2019 Final Girls Berlin Film Festival Program 2019 Final Girls Berlin Film Festival Program | Page 6

1.2 FREITAG FRIDAY talk: Hysteria and Demonic Possession: A 16:30h Psychoanalytic Investigation - Mary Wild In a letter to Josef Breuer, Sigmund Freud described a hysteric patient as being “at a loss to find words. With time, she became almost completely deprived of words, putting them together laboriously out of four or five languages […] In spite of making great efforts to speak, she was unintelligible, unable to say a single syllable.” This talk focuses on cinematic representations of demonic possession as a manifestation of unresolved unconscious conflict. Iconic depictions of possession are startlingly similar to fits of hysteria, where language no longer functions normally. Sensorimotor symptoms (e.g., nervous tics, fainting spells, hyperventilation, convulsions, violently thrashing around, etc.) are psychoanalytically interpreted as revealing the origin of trauma. The premise is that certain words, memories, experiences and impulses over time become ‘trapped’ in the interior psychic space, forced under house-arrest in the hysteric’s body. The repressed content gains potency as it roams around, possessing various parts of the subject.

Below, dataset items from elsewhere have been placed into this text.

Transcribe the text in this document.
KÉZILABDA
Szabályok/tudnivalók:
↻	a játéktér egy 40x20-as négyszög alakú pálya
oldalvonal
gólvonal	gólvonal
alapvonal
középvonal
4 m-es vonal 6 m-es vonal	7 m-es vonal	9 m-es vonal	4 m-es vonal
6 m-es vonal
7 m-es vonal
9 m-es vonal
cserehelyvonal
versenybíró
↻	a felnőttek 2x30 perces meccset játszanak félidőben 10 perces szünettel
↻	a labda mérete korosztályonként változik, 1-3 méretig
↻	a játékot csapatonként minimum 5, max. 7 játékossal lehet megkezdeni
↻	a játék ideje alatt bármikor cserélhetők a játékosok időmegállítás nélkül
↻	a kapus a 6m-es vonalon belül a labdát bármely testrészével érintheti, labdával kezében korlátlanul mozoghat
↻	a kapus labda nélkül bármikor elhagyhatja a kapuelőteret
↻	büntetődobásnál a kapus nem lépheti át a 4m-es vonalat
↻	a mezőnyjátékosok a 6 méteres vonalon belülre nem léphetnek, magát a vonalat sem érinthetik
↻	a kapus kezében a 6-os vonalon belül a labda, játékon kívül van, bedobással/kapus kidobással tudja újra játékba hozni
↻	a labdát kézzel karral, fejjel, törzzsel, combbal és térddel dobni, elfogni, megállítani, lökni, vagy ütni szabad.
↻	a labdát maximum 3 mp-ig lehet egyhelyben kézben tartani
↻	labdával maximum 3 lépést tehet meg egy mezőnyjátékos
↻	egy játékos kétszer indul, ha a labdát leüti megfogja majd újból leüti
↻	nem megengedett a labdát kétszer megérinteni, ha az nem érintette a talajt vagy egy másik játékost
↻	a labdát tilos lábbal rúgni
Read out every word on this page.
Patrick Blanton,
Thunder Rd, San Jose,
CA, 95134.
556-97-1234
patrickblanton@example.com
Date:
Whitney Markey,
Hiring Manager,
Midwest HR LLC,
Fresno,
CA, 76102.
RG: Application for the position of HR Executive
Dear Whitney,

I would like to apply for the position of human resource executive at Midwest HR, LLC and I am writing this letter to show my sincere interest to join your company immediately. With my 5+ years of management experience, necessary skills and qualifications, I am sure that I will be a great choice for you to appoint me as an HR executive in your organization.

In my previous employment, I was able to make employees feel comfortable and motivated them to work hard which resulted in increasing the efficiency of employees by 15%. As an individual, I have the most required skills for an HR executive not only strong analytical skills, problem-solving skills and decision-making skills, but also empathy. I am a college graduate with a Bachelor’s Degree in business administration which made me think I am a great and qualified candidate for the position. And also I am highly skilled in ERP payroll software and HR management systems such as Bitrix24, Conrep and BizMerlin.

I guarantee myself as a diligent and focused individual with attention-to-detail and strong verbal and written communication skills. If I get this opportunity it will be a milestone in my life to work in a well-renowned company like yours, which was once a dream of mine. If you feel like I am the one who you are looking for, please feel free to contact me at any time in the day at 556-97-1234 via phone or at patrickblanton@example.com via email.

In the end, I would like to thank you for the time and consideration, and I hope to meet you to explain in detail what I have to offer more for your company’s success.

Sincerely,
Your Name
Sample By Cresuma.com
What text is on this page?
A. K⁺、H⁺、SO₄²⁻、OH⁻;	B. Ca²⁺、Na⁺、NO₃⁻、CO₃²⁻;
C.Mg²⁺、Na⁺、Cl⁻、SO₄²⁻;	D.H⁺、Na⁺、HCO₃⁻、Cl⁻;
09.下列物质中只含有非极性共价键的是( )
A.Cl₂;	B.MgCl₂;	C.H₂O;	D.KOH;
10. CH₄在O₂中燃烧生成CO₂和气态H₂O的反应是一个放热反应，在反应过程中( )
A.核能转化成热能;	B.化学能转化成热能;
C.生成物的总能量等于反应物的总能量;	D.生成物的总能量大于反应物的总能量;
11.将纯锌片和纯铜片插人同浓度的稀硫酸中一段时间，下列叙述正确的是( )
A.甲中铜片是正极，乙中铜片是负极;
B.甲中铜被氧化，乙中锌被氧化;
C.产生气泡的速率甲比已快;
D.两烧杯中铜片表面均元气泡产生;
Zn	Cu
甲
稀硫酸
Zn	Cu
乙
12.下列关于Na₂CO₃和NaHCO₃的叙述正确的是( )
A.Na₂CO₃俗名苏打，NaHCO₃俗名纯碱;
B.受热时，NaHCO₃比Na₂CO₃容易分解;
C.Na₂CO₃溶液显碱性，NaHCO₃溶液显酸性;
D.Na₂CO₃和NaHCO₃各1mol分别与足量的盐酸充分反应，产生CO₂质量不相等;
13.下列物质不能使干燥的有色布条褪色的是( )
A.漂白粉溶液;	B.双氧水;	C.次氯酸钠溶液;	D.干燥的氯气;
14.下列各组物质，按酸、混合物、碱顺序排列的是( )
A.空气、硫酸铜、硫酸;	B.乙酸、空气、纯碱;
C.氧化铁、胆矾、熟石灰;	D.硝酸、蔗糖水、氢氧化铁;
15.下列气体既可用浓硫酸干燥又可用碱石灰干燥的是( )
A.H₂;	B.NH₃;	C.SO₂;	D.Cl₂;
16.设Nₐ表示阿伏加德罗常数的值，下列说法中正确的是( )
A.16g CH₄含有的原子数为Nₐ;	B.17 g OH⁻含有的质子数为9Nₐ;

Instead of the wandering womb, it is the banished signifier that wanders, seeking expression! The hysteric stores sensations in her body, fashioning them into future symptoms. Her body stands in as a warped communicative device, indicative of unconscious activity: her symptoms do all the talking for her. Films mentioned: The Exorcist (1973), Possession (1981), The Entity (1982), Paranormal Activity (2007), Satanic (2016) and Under the Shadow (2016) Mary Wild is the creator of the PROJECTIONS lecture series at Freud Museum London, applying psychoanalysis to film interpretation. Her interests include cinematic representations of mental illness, identity and the unconscious in the genres of horror, science fiction and documentary.